In early 2025, another contract worth over Sh4 billion was scrapped midway, leaving bidders furious and raising fresh suspicions of interference.
Inside GDC, whispers grow louder: tenders are micromanaged in Ngugi’s office, committees overruled, substandard equipment pushed through, and companies linked to allies favored while the institution bleeds credibility.
Even the staff pension scheme has not escaped controversy.
Whistleblowers allege mismanagement, irregular appointments of trustees, and a culture of shielding irregularities from scrutiny.
Oversight bodies have done little to intervene, but the allegations linger like smoke after a fire, feeding an atmosphere of mistrust.

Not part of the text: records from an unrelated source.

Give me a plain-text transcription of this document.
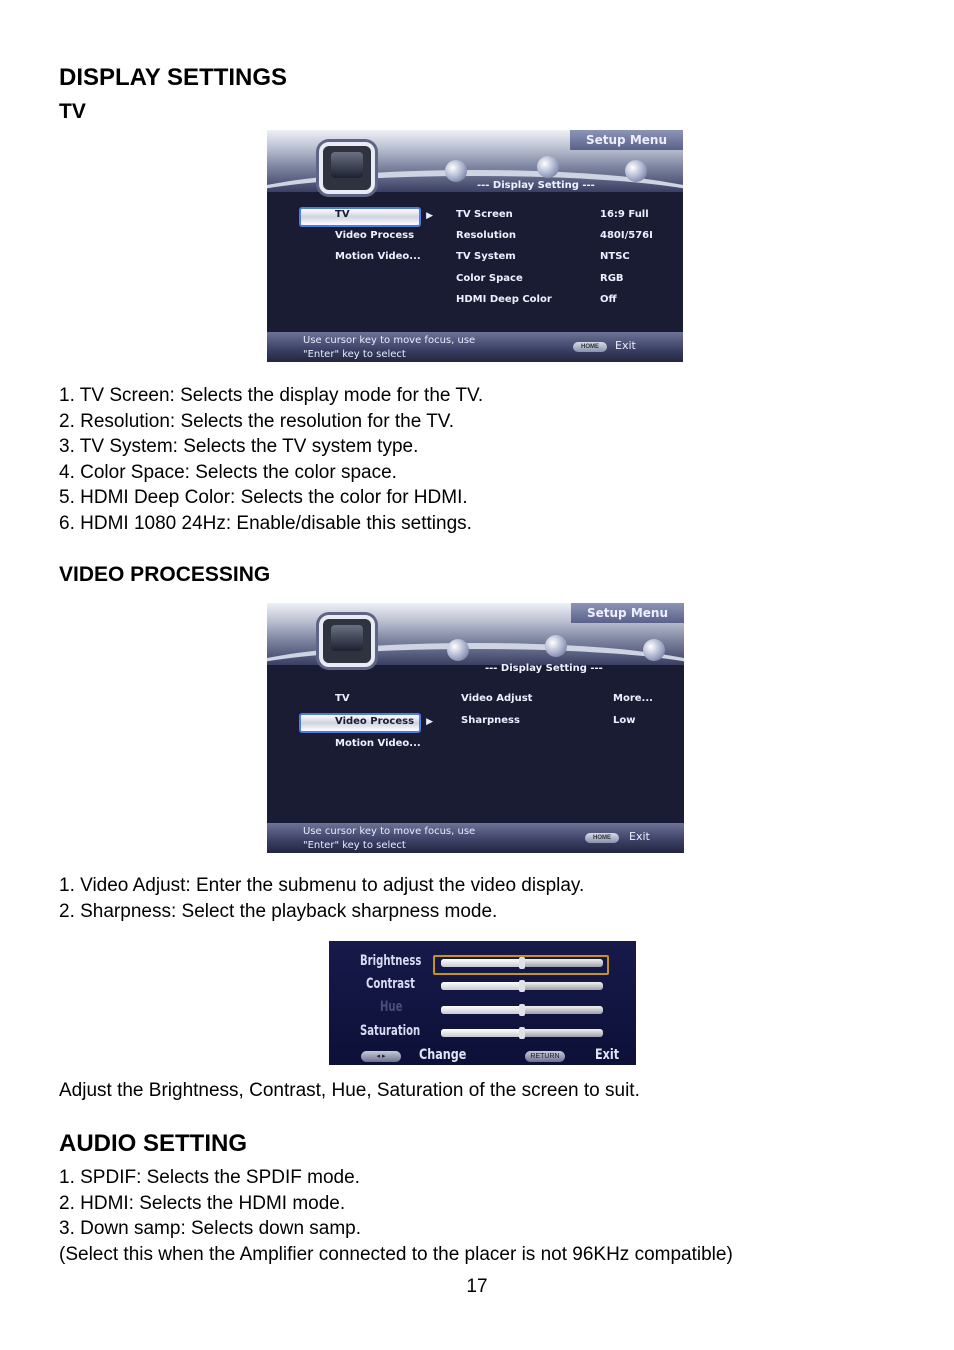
DISPLAY SETTINGS
TV
Setup Menu
--- Display Setting ---
▶
TV
Video Process
Motion Video...
TV Screen	16:9 Full
Resolution	480I/576I
TV System	NTSC
Color Space	RGB
HDMI Deep Color	Off
Use cursor key to move focus, use
"Enter" key to select
HOME	Exit
1. TV Screen: Selects the display mode for the TV.
2. Resolution: Selects the resolution for the TV.
3. TV System: Selects the TV system type.
4. Color Space: Selects the color space.
5. HDMI Deep Color: Selects the color for HDMI.
6. HDMI 1080 24Hz: Enable/disable this settings.
VIDEO PROCESSING
Setup Menu
--- Display Setting ---
TV
▶
Video Process
Motion Video...
Video Adjust	More...
Sharpness	Low
Use cursor key to move focus, use
"Enter" key to select
HOME	Exit
1. Video Adjust: Enter the submenu to adjust the video display.
2. Sharpness: Select the playback sharpness mode.
Brightness
Contrast
Hue
Saturation
◂ ▸	Change	RETURN	Exit

Adjust the Brightness, Contrast, Hue, Saturation of the screen to suit.

AUDIO SETTING
1. SPDIF: Selects the SPDIF mode.
2. HDMI: Selects the HDMI mode.
3. Down samp: Selects down samp.
(Select this when the Amplifier connected to the placer is not 96KHz compatible)
17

Through it all, one theme repeats itself: suppression. Staff complaints are dismissed. Whistleblowers are branded enemies. Parliamentary oversight is treated as nuisance. Ngugi’s instinct is not to engage but to silence, not to resolve but to litigate, not to lead but to dominate.
Now, as he stares down his own workers in court, Paul Ngugi is not simply fighting over allowances. He is fighting for his credibility. His staff see him as a man who betrayed them, Parliament remembers him as the CEO who lost billions in arbitration, and the public is left to wonder why Kenya’s clean energy dream keeps stumbling under his watch.
Ngugi was supposed to light the path to Kenya’s future. Instead, his name is becoming shorthand for mismanagement and arrogance. The benefits battle may end in court orders, but the deeper question remains: how much longer can a man at war with his own people be trusted to lead one of the country’s most strategic state corporations?